CONFER: Why stocks are higher than expected

By Bob Confer
The Tonawanda News

Tonawanda News — A question that people have asked me quite often over the past few years is this: “If the economy is so bad, then why is the stock market so high?”

It’s a legitimate thing to ask. In October of 2007 the Dow reached an all-time high of 14,164. During the Great Recession, the market bottomed out in March of 2009 at 6,547. In the past 52 weeks we’ve seen a peak of 13,661 and, as I write this column, we’re at 12,570. Those aren’t pre-recession levels, but they’re still pretty good considering what the global markets went through.

No one would have expected the Dow to double — let alone surpass just 10,000 — in just a couple of years. It doesn’t match what has really happened in the economy. Most Americans are just as pained and worried as they were during the Recession; such is to be expected when the widely-accepted unemployment rate has languished around the depressing 8 percent mark. That number, which in itself doesn’t reflect reality, is only that small because so many people have dropped out of the workforce or have lowered their expectations to part-time employment. Taking into consideration those individuals through the U6 unemployment rate, true unemployment is really at 14.6 percent.

You can see why people are confused by the inverse relationship between economic indicators.

So, what does account for the stock market’s ascension?

The answer is simple. It’s the only game in town.

It used to be that the working man could plan for his future by dabbling in one or more of the following: investing in the stock market, buying real estate, acquiring government debt, or buying certificates of deposit. Now, only the first one is a legitimate endeavor because the other 3 are just shadows of their former selves.

Consider real estate. The primary cause of the Great Recession was the bursting of the housing bubble. People bought expensive homes that they shouldn’t have (while lending institutions and the government enabled them) in hopes of continued growth in the market, believing they could turn around and sell the home a few years later for many dollars more. It wasn’t long before it was realized

that they couldn’t support their investments: Rising energy and food prices socked the economy in 2007. That caused job cuts and cutbacks which in turn affected those who had taken on the exorbitant home payments. Housing prices plummeted and homeowners who were underwater abandoned ship. Because of that sting, people are hesitant to buy first and second homes again, banks won’t

allow them to, and, above all, many people are incapable of doing so in today’s world because of high unemployment and lower wages.
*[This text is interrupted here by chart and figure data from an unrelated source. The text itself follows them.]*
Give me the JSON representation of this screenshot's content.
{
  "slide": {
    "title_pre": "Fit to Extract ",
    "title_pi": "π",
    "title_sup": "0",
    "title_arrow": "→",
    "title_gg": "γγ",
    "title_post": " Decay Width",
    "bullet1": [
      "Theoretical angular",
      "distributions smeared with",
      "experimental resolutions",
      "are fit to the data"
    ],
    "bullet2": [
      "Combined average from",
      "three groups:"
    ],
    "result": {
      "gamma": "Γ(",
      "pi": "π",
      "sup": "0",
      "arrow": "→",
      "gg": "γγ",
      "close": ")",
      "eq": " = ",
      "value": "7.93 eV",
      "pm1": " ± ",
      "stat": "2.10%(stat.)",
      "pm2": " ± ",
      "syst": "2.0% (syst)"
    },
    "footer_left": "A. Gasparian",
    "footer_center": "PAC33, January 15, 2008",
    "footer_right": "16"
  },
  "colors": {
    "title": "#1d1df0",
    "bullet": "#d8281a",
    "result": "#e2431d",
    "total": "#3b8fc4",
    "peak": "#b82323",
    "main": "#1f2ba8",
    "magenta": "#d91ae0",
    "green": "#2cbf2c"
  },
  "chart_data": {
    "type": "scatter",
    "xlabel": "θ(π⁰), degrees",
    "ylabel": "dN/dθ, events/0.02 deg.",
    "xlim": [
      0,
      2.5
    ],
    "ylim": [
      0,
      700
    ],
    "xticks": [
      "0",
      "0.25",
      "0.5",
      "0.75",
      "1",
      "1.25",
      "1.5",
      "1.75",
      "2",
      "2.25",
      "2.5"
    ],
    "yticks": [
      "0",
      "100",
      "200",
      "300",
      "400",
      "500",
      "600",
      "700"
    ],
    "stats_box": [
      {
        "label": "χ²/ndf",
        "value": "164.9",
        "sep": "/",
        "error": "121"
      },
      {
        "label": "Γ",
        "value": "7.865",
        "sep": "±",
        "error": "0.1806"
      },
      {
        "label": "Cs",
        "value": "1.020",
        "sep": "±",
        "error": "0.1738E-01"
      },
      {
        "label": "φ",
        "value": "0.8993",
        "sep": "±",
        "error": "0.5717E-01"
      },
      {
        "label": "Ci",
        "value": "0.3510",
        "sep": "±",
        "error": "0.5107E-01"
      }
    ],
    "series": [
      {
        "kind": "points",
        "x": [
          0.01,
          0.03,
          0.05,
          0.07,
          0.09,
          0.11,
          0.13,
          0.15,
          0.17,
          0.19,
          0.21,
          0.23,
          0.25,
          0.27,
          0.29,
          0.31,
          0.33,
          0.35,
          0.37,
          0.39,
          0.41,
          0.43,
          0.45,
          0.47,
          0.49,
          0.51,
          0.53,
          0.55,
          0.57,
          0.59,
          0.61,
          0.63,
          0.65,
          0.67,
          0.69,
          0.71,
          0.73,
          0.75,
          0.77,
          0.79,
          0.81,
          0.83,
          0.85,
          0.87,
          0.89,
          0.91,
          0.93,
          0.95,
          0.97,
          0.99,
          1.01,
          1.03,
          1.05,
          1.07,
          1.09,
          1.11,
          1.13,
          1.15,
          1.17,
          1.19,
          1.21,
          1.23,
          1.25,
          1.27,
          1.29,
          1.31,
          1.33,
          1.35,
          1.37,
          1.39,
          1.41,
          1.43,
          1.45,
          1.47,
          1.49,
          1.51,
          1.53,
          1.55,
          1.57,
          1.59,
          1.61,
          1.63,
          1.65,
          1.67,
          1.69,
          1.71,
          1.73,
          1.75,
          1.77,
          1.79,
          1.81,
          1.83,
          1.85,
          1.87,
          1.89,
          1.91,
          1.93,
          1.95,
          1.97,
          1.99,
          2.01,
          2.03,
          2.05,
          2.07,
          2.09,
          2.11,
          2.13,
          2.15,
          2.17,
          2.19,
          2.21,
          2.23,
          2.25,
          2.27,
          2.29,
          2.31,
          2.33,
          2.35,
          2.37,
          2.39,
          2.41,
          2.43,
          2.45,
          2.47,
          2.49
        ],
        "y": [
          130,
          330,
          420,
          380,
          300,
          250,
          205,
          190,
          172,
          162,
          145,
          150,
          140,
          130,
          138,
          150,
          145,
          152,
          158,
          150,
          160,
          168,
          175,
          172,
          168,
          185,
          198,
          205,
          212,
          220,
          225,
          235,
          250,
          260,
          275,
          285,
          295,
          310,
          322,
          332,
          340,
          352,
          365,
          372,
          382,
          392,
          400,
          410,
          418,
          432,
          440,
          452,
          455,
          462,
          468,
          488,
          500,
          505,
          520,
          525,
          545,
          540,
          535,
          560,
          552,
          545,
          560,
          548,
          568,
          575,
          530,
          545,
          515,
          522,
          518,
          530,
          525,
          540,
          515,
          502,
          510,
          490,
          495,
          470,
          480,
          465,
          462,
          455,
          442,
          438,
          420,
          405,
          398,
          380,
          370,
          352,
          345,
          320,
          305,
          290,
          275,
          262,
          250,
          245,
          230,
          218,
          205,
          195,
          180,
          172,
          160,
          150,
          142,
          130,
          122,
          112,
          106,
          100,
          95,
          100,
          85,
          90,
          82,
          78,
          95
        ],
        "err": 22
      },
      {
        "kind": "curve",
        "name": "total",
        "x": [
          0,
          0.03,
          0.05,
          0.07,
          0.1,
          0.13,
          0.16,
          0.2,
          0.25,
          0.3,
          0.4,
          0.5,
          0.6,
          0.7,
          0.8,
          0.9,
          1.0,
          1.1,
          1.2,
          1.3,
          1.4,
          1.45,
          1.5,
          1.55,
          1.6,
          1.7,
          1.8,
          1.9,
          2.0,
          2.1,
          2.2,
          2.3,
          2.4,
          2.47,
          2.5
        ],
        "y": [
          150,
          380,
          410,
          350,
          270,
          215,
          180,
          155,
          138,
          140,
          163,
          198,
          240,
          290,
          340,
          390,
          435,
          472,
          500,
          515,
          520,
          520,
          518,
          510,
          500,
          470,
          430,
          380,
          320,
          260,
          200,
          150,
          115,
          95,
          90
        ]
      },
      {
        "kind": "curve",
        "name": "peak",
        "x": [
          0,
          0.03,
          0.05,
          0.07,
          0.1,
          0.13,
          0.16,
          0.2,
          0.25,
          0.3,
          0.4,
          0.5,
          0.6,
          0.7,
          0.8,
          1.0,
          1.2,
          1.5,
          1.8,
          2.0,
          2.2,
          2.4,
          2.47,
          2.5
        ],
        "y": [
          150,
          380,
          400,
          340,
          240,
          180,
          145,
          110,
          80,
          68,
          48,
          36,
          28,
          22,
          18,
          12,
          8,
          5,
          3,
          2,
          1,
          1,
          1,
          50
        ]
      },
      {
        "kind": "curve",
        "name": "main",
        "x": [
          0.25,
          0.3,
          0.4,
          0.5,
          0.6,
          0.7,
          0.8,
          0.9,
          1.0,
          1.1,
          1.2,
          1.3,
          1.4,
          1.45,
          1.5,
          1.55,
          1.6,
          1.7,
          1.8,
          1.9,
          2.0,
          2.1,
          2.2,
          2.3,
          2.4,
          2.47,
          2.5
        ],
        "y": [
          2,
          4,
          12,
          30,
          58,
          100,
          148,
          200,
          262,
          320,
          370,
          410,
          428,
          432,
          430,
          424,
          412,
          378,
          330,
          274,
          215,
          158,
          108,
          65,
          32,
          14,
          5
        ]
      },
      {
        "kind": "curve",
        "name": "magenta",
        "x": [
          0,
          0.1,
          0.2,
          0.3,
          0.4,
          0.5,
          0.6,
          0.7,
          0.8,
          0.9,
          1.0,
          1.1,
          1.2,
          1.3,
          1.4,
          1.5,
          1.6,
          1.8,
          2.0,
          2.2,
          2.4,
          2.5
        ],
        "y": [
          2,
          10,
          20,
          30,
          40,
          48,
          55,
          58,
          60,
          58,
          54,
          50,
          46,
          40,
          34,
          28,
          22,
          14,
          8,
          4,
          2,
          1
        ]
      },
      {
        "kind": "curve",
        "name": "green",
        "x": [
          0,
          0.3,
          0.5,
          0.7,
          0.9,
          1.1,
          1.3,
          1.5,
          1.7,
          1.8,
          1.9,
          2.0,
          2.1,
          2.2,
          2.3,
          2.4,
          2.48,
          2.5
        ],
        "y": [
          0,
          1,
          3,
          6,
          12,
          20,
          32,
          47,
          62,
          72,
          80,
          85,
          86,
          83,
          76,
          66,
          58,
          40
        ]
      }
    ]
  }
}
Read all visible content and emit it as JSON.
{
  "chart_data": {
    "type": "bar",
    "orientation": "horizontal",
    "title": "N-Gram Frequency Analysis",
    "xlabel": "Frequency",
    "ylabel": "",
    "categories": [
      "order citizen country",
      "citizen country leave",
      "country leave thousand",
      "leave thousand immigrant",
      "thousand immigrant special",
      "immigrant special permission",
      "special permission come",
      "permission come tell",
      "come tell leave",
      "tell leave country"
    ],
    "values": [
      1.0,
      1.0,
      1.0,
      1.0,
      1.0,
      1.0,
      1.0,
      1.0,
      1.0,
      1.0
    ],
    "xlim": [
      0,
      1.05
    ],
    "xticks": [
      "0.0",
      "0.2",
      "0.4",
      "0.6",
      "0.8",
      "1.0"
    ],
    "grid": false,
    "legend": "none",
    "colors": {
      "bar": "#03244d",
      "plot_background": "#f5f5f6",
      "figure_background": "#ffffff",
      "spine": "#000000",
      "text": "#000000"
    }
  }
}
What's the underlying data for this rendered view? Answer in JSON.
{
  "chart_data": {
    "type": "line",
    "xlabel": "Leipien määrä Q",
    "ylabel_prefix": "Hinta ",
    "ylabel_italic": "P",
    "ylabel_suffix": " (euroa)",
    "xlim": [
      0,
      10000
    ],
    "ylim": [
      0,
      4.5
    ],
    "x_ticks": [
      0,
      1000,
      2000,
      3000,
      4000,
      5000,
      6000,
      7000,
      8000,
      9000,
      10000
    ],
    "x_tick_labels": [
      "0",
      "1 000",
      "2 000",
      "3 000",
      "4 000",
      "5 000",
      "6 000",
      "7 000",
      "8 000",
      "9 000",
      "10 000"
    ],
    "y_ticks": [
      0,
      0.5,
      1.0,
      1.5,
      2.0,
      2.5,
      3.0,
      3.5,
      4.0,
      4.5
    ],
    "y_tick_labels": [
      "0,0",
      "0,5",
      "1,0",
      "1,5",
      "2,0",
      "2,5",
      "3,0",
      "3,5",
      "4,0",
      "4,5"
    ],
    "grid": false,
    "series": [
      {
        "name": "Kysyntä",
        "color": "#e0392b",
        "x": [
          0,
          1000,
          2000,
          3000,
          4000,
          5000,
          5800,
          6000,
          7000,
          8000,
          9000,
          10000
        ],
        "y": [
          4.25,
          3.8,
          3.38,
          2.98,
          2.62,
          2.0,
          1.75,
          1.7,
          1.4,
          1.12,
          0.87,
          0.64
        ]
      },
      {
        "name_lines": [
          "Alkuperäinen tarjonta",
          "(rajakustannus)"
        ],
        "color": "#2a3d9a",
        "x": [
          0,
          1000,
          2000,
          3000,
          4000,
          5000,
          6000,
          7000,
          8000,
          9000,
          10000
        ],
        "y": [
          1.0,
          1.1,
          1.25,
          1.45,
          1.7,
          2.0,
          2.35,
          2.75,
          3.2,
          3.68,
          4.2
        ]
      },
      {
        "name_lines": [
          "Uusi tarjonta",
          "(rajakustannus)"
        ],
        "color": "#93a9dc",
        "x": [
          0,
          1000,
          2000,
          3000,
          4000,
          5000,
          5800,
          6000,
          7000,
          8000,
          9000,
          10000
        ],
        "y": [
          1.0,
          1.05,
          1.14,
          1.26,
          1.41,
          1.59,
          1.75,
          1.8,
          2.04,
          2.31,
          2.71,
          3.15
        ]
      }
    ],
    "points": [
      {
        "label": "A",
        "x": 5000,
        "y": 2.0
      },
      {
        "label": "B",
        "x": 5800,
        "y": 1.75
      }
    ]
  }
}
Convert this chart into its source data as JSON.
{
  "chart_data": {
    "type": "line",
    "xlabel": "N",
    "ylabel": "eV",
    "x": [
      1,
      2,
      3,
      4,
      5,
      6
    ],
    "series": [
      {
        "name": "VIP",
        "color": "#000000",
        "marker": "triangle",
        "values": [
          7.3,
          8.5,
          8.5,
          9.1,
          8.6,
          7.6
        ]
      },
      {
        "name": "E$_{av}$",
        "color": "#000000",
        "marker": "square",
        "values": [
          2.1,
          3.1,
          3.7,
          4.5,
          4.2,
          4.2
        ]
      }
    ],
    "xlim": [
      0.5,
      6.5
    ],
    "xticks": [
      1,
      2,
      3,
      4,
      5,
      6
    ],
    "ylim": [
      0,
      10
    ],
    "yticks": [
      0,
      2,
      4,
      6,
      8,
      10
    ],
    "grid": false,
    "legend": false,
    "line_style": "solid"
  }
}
Government bonds and notes used to be solid investments, too. Someone could buy the debt from the government and, years down the line, reap the rewards from a solid yield in the 5 to 9 percent range in the 1990s and a middling 3 to 6 percent during the 2000s. Now, a 10-year Treasury note has a yield around 1.5 percent. To buy them at such low rates, you’d have to be either a fool, ungodly conservative, retired or worried about an all-out economic collapse. What has contributed to this destruction of the bond market is the willingness of the Federal Reserve to continue to buy-up debt in an effort to keep the federal government afloat.

The Fed has also been complicit in the loss of gains on Certificates of Deposit (CDs). Borrowing from the Fed and other banks is too easy for financial entities thanks to historically low rates, so banks no longer have a reason to lean on consumers for borrowing. Back in the 1980s your average investor could make a killing on CDs – 6-month returns were as high as 17 percent and 5-year CDs were at 12 percent. Now, banks market to their clients 2 percent yields like they’re the best thing going.

So, that leaves the stock market as the only legit outlet for retirement and investment, especially for those in their 30s and 40s. The markets rose like a phoenix because of an ongoing influx of cash by private investors, 401(k)s, public sector pension plans and more. Due to job losses and other ground level economic issues – such as Baby Boomers who are coming of retirement age, pulling money out and socking it away in ultra-conservative notes and bank accounts - the annual input may not be as high as it was in 2007, but nonetheless, it continues to the tune of hundreds of billions annually. Any system receiving such an influx of cash is certain to prosper, no matter the conditions.